Modesty and Sexual Affirmation

In some of my recent writing about the dangers of porn, it’s easy to begin thinking about modesty in its defensive and purely negative function, in so far as modesty can act as a shield from temptation and exploitation. While this is appropriate, such an emphasis can sometime overlook the important aspect in which modesty is an affirmation of sexuality.

The role that modesty plays in affirming the goodness of sexuality is something I explored in my Salvo article ‘Holy Matrimony: The Unexpected Connection Between Religion & Sexual Fulfillment‘ and my blog post ‘Why Being Modest is More Exciting than Being Immodest.’ Here is what I observed in the former article, looking at modesty first from the female perspective and then the male perspective:

The Female Perspective. Some women have told me that modesty is important to them, not only because it helps men not to stumble, but also because it helps them place a high value on their own sexuality. They have told me that modest apparel affirms the true importance of a woman’s sexual identity, since it proclaims that her body is not a tame, benign, and commonplace thing. Modesty affirms that our bodies in general and our sexuality in particular are special, charged, even enchanted, and too exciting to be put merely to common use. As Kathleen van Schaijik suggested in a 1999 article, “If we revere something, we do not hide it. Neither do we flaunt it in public. We cherish it; we pay it homage; we approach it with dignity; we adorn it with beauty; we take care that it is not misused.”

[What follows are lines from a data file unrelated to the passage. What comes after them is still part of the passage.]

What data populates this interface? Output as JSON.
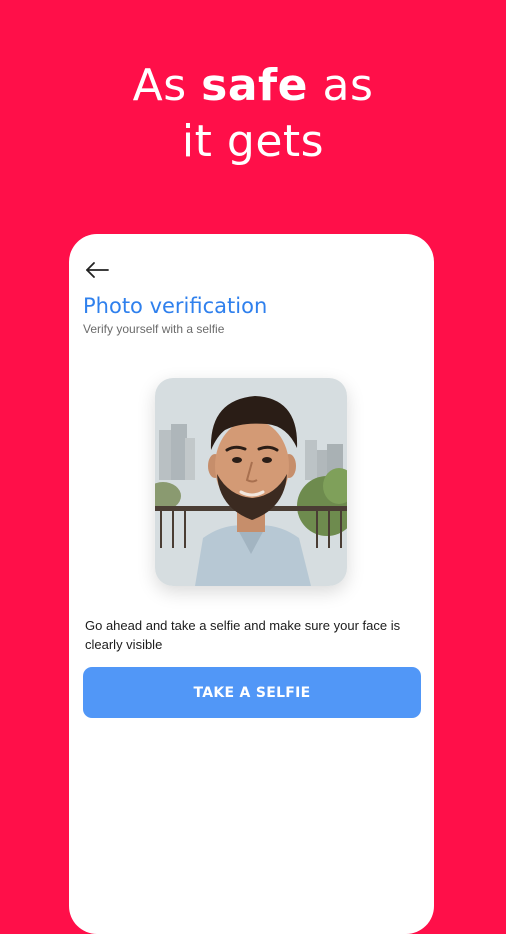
{
  "headline": {
    "line1_prefix": "As ",
    "line1_emphasis": "safe",
    "line1_suffix": " as",
    "line2": "it gets"
  },
  "screen": {
    "back_icon": "arrow-left-icon",
    "title": "Photo verification",
    "subtitle": "Verify yourself with a selfie",
    "instruction": "Go ahead and take a selfie and make sure your face is clearly visible",
    "button_label": "TAKE A SELFIE"
  },
  "colors": {
    "background": "#FF0F49",
    "card": "#FFFFFF",
    "title": "#2F80ED",
    "button": "#5197F7",
    "button_text": "#FFFFFF"
  }
}
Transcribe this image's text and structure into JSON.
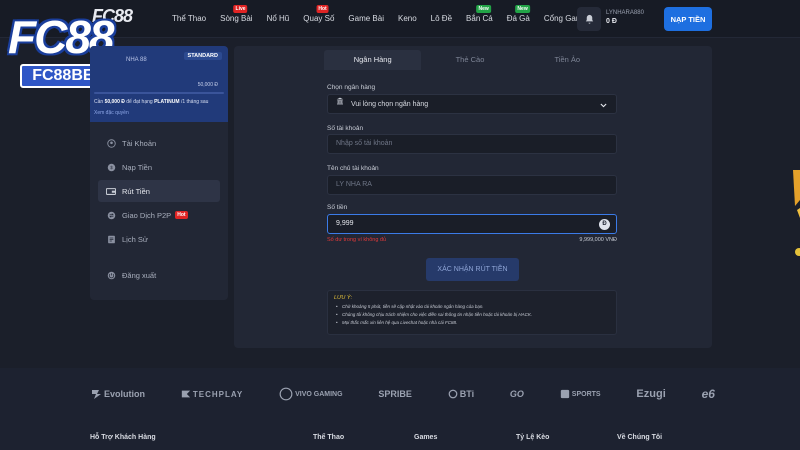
{
  "header": {
    "brand_small": "FC88",
    "nav": [
      {
        "label": "Thể Thao",
        "badge": ""
      },
      {
        "label": "Sòng Bài",
        "badge": "Live"
      },
      {
        "label": "Nổ Hũ",
        "badge": ""
      },
      {
        "label": "Quay Số",
        "badge": "Hot"
      },
      {
        "label": "Game Bài",
        "badge": ""
      },
      {
        "label": "Keno",
        "badge": ""
      },
      {
        "label": "Lô Đề",
        "badge": ""
      },
      {
        "label": "Bắn Cá",
        "badge": "New"
      },
      {
        "label": "Đá Gà",
        "badge": "New"
      },
      {
        "label": "Cổng Game",
        "badge": ""
      }
    ],
    "username": "LYNHARA880",
    "balance": "0 Đ",
    "deposit_label": "NẠP TIỀN"
  },
  "logo": {
    "main": "FC88",
    "sub": "FC88BETX.COM"
  },
  "sidebar": {
    "vip": {
      "tier": "STANDARD",
      "rank": "NHA\n88",
      "points": "50,000 Đ",
      "progress": 0.0,
      "note_prefix": "Cần",
      "note_amount": "50,000 Đ",
      "note_mid": "để đạt hạng",
      "note_tier": "PLATINUM",
      "note_suffix": "/1 tháng sau",
      "link": "Xem đặc quyền"
    },
    "items": [
      {
        "label": "Tài Khoản",
        "icon": "user-icon",
        "active": false
      },
      {
        "label": "Nạp Tiền",
        "icon": "deposit-icon",
        "active": false
      },
      {
        "label": "Rút Tiền",
        "icon": "withdraw-icon",
        "active": true
      },
      {
        "label": "Giao Dịch P2P",
        "icon": "p2p-icon",
        "active": false,
        "tag": "Hot"
      },
      {
        "label": "Lịch Sử",
        "icon": "history-icon",
        "active": false
      }
    ],
    "logout": "Đăng xuất"
  },
  "main": {
    "tabs": [
      {
        "label": "Ngân Hàng",
        "active": true
      },
      {
        "label": "Thẻ Cào",
        "active": false
      },
      {
        "label": "Tiền Ảo",
        "active": false
      }
    ],
    "bank_label": "Chọn ngân hàng",
    "bank_value": "Vui lòng chọn ngân hàng",
    "account_label": "Số tài khoản",
    "account_placeholder": "Nhập số tài khoản",
    "holder_label": "Tên chủ tài khoản",
    "holder_value": "LY NHA RA",
    "amount_label": "Số tiền",
    "amount_value": "9,999",
    "amount_currency_symbol": "Đ",
    "error_text": "Số dư trong ví không đủ",
    "converted": "9,999,000 VNĐ",
    "confirm_label": "XÁC NHẬN RÚT TIỀN",
    "note_title": "LƯU Ý:",
    "notes": [
      "Chờ khoảng 5 phút, tiền sẽ cập nhật vào tài khoản ngân hàng của bạn.",
      "Chúng tôi không chịu trách nhiệm cho việc điền sai thông tin nhận tiền hoặc tài khoản bị HACK.",
      "Mọi thắc mắc xin liên hệ qua Livechat hoặc nhà cái FC88."
    ]
  },
  "footer": {
    "partners": [
      "Evolution",
      "TECHPLAY",
      "VIVO GAMING",
      "SPRIBE",
      "BTi",
      "GO",
      "SPORTS",
      "Ezugi",
      "e6"
    ],
    "columns": [
      "Hỗ Trợ Khách Hàng",
      "Thể Thao",
      "Games",
      "Tỷ Lệ Kèo",
      "Về Chúng Tôi"
    ]
  },
  "colors": {
    "accent": "#1e6fe0",
    "error": "#e23a3a",
    "note_title": "#e5c23a",
    "hot": "#e02424",
    "new": "#22a447"
  }
}
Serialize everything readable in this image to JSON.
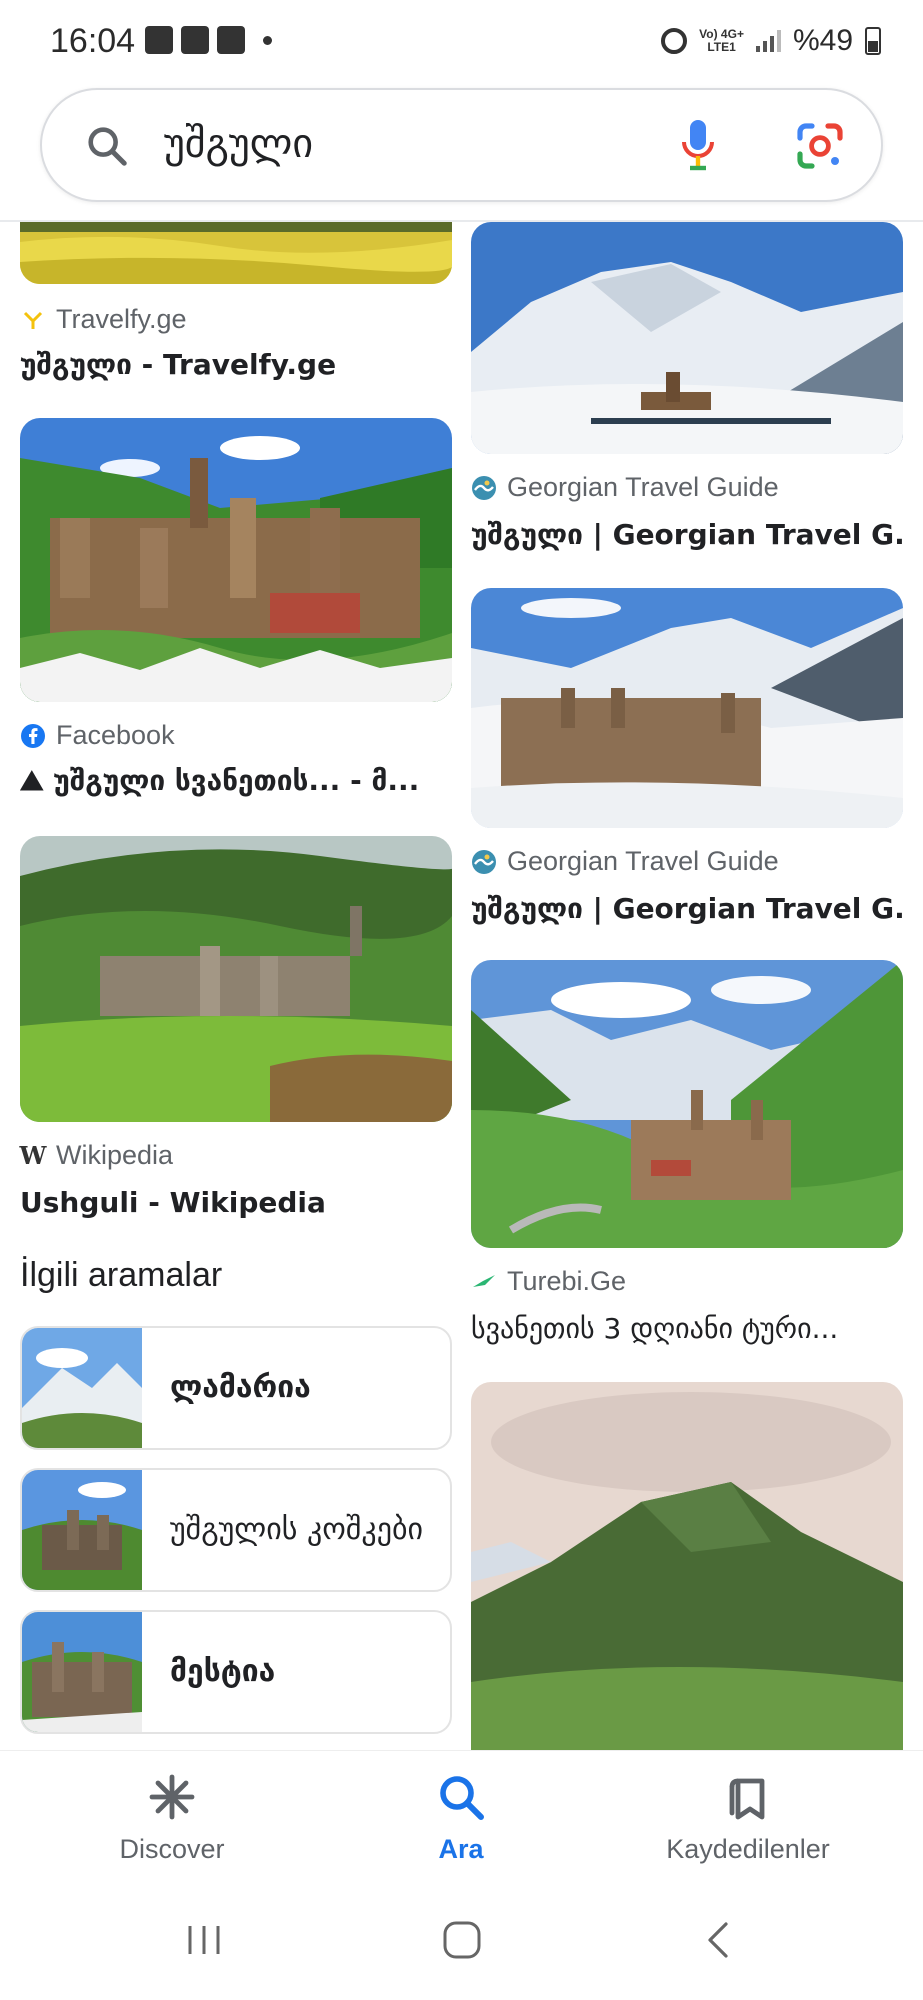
{
  "status_bar": {
    "time": "16:04",
    "network": [
      "Vo) 4G+",
      "LTE1"
    ],
    "battery": "%49"
  },
  "search": {
    "query": "უშგული"
  },
  "results_left": [
    {
      "source": "Travelfy.ge",
      "title": "უშგული - Travelfy.ge",
      "icon": "travelfy-icon"
    },
    {
      "source": "Facebook",
      "title": "⛰ უშგული სვანეთის... - მ...",
      "icon": "facebook-icon"
    },
    {
      "source": "Wikipedia",
      "title": "Ushguli - Wikipedia",
      "icon": "wikipedia-icon"
    }
  ],
  "results_right": [
    {
      "source": "Georgian Travel Guide",
      "title": "უშგული | Georgian Travel G...",
      "icon": "georgian-travel-guide-icon"
    },
    {
      "source": "Georgian Travel Guide",
      "title": "უშგული | Georgian Travel G...",
      "icon": "georgian-travel-guide-icon"
    },
    {
      "source": "Turebi.Ge",
      "title": "სვანეთის 3 დღიანი ტური...",
      "icon": "turebi-icon"
    }
  ],
  "related": {
    "heading": "İlgili aramalar",
    "items": [
      {
        "label": "ლამარია",
        "bold": true
      },
      {
        "label": "უშგულის კოშკები",
        "bold": false
      },
      {
        "label": "მესტია",
        "bold": true
      }
    ]
  },
  "bottom_nav": {
    "items": [
      {
        "label": "Discover",
        "icon": "asterisk-icon",
        "active": false
      },
      {
        "label": "Ara",
        "icon": "search-icon",
        "active": true
      },
      {
        "label": "Kaydedilenler",
        "icon": "bookmarks-icon",
        "active": false
      }
    ]
  },
  "colors": {
    "accent": "#1a73e8",
    "facebook": "#1877f2",
    "travelfy": "#f4c20d",
    "turebi": "#2bb673"
  }
}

In her book A Return to Modesty, Wendy Shalit argues that modesty is the truly erotic option, since it makes the highest valuation of a woman’s sexual identity, affirming the sacredness of sexuality and displaying a commitment to setting it apart and cherishing it. C. S. Lewis put his finger on the same principle in That Hideous Strength: “when a thing is enclosed, the mind does not willingly regard it as common.” To dress immodestly is ultimately to reduce our sexuality to something commonplace, trivial, and humdrum.

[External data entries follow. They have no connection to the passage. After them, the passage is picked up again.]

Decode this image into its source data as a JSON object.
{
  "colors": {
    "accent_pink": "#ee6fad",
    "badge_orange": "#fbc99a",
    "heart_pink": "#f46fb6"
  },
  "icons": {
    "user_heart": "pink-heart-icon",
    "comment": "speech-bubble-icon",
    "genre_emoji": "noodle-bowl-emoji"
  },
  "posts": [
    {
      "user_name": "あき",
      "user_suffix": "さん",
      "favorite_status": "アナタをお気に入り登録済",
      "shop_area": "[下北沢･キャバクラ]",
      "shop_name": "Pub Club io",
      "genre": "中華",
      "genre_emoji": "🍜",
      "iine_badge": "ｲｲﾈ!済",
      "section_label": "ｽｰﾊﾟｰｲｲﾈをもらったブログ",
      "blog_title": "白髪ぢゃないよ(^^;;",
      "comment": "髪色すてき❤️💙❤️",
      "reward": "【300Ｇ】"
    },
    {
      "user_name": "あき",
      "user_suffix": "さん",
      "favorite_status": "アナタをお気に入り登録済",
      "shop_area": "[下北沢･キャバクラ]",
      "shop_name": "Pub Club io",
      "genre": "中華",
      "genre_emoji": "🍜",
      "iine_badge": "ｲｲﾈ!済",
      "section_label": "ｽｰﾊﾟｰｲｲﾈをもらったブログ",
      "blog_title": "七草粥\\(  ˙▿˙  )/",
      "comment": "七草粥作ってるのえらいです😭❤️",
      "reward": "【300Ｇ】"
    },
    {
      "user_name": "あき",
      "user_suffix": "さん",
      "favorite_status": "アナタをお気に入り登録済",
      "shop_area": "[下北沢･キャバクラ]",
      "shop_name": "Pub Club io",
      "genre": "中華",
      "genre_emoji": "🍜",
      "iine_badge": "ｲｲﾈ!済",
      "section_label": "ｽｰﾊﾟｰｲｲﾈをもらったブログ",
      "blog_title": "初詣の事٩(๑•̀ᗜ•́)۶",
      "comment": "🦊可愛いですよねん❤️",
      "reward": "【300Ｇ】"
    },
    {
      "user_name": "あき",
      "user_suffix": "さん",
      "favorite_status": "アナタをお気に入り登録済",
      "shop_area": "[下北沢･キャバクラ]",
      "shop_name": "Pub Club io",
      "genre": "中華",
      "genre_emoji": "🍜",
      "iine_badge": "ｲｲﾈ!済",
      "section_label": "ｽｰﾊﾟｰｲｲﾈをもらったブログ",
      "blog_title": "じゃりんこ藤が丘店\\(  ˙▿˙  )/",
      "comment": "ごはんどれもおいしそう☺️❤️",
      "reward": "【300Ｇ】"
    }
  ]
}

Precisely for this reason, a modest woman significantly upgrades the significance of what is happening when she undresses in front of her husband. As Havelock Ellis observed (stumbling upon the truth for one of the few times in his life), “without modesty we could not have, nor rightly value at its true worth, that bold and pure candor which is at once the final revelation of love and the seal of its sincerity.”

The Male Perspective. Modesty also upgrades sexuality from the male perspective. The evidence clearly shows that men whose environment is saturated with immodest women (either because of the company they keep or the images they view) are generally not oversexed, as one might suppose, but just the opposite. In Denmark, where pornography is unrestricted, men are often quoted as saying that sex has become boring.

Cristina Odone observed in The Times that advertisers are finding that sex just does not sell products like it once did. The reason, she suggested, is that the advertisers have made sex so banal that it doesn’t entice us any longer. As one 16-year-old was quoted as saying in 2004, “I’m so used to it, it makes me sick.”

Frequent exposure to nudity tends to trivialize the human body, emptying it of its implicit eroticism. As someone said to me last year, when a man is exposed to too much flesh, it lowers the healthy excitement he should feel when he looks upon the body of his wife because (yawn) he sees that all the time. It therefore takes a higher sexual charge, sometimes to point of extreme perversion, to match the excitement that might otherwise be available in a normal sexual encounter. Could it be that the rise of libido-enhancing drugs is meeting a need created by the libido-squashing effects of pornography?